Quanto al fatto che il denaro movimentato dal P. provenisse dalle ingenti e lecite disponibilità economiche detenute all’estero dal G., l’impugnata ordinanza ha correttamente desunto il contrario dal ricorrere, nella specie, di operazioni particolarmente opache: infatti, l’assunto difensivo secondo cui il P. avrebbe percepito meri compensi di prestazioni professionali urta contro il rilievo – valorizzato dai giudici del riesame – che i bonifici in favore dell’indagato sono stati disposti non già dai soggetti giuridici che, secondo la prospettazione difensiva, sarebbero stati beneficiari delle prestazioni medesime e, in quanto tali, interessati a scaricarne il costo, bensì personalmente dal G., mediante ricorso a conti cifrati e a società domiciliate in paesi offshore.

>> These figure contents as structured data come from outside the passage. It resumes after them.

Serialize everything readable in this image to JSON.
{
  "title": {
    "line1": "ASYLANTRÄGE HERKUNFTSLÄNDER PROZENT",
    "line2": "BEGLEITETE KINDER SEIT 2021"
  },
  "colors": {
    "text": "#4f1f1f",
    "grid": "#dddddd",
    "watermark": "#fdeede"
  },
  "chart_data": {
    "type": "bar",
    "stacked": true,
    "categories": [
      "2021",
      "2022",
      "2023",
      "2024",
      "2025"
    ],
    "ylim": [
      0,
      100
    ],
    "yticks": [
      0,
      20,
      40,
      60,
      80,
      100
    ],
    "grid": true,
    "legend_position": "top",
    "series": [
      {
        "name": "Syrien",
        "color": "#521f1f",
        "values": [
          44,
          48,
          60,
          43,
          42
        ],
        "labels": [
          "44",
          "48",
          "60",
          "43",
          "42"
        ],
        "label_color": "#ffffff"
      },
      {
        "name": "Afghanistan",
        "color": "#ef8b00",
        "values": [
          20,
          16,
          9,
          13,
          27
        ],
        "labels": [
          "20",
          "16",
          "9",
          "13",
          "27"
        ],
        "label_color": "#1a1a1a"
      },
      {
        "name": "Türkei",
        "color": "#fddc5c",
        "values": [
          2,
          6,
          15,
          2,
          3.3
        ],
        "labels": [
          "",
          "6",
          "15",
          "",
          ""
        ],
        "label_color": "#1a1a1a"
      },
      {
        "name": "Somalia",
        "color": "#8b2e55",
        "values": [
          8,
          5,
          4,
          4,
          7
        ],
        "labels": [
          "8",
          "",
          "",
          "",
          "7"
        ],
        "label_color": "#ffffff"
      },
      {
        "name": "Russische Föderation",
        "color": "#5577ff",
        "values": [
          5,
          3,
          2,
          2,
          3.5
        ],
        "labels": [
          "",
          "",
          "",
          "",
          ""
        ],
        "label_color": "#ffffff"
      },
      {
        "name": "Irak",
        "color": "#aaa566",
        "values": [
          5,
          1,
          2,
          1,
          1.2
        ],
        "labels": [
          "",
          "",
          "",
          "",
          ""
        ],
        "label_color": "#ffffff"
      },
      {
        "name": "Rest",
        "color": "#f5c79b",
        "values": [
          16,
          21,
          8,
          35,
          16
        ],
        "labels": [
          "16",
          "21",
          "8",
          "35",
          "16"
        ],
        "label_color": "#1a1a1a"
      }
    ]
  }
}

In breve, l’opacità delle operazioni e l’assenza di loro plausibili spiegazioni alternative, lette in chiave ai precedenti delitti commessi in occasione delle suddette opere di bonifica commissionate al gruppo Green Holding di G.G. (delitti che lo stesso G. aveva ammesso), sono state correttamente utilizzate dal Tribunale del riesame nel confermare l’elemento oggettivo e quello soggettivo dei riciclaggi ascritti all’odierno ricorrente.

3- Il motivo che precede sub c) è infondato perchè l’ordinanza applicativa di una misura coercitiva personale deve indicarne la data di scadenza solo quando sia stata emessa al fine esclusivo di prevenire il pericolo di inquinamento investigativo e non anche qualora ricorrano ulteriori e diverse esigenze cautelari (cfr. Cass. Sez. VI n. 10785 del 21.12.10, dep. 16.3.11; Cass. Sez. 6 n. 44809 del 6.11.03, dep. 20.11.03; Cass. Sez. III n. 1734 del 16.4.97, dep. 24.6.97).

Nel caso di specie le esigenze cautelari sono state ravvisate (dal GIP e dal Tribunale del riesame) non solo nel rischio di inquinamento probatorio, ma anche nel pericolo di reiterazione dei reati.

4- Il motivo che precede sub d) è infondato.

In realtà, i giudici del riesame hanno adeguatamente motivato in ordine all’inesistenza di idonee alternative alla custodia cautelare intramuraria, vista la gravità dei fatti, il loro numero e la fitta rete di relazioni personali dell’indagato, rilievi tali da far temere reiterazione dei reati e inquinamento delle prove da parte sua.

Nè in contrario basta invocare il mero decorso del tempo dai fatti oggetto di contestazione; anche a tale riguardo è appena il caso di rammentare che in tema di misure coercitive il tempo trascorso dalla commissione del reato, che pur costituisce ex art. 292 c.p.p., comma 2, lett. c) uno degli aspetti della motivazione nella scelta della misura, non esclude di per sè l’attualità e la concretezza delle condizioni di cui all’art. 274 c.p.p., lett. c) (cfr., ad es., Cass. Sez. II n. 21424 del 20.4.11, dep. 27.5.11; Cass. Sez. IV n. 6717 del 26.6.2007, dep. 13.2.2008).

Nel caso di specie l’impugnata ordinanza ha ravvisato (sulla scorta di recenti relazioni della G.d.F. espressamente richiamate) attualità e concretezza di esigenze cautelari, suscettibili di essere soddisfatte soltanto dalla custodia intramuraria, nell’essere ancora oggi il P. al centro di numerosi rapporti fiduciaria tali da consentirgli – anche se agli arresti domiciliari – di movimentare ingenti somme per via telefonica o telematica.

Le contrarie osservazioni del ricorrente sollecitano soltanto una nuova delibazione sul merito delle esigenze cautelari, operazione non consentita in questa sede.

5- In conclusione, il ricorso è da rigettarsi. Ex art. 616 c.p.p. consegue la condanna del ricorrente alle spese processuali.

P.Q.M.

La Corte Suprema di Cassazione, Seconda Sezione Penale, rigetta il ricorso e condanna il ricorrente al pagamento delle spese processuali. Si provveda a norma dell’art. 94 disp. att. c.p.p.,, comma 1 ter.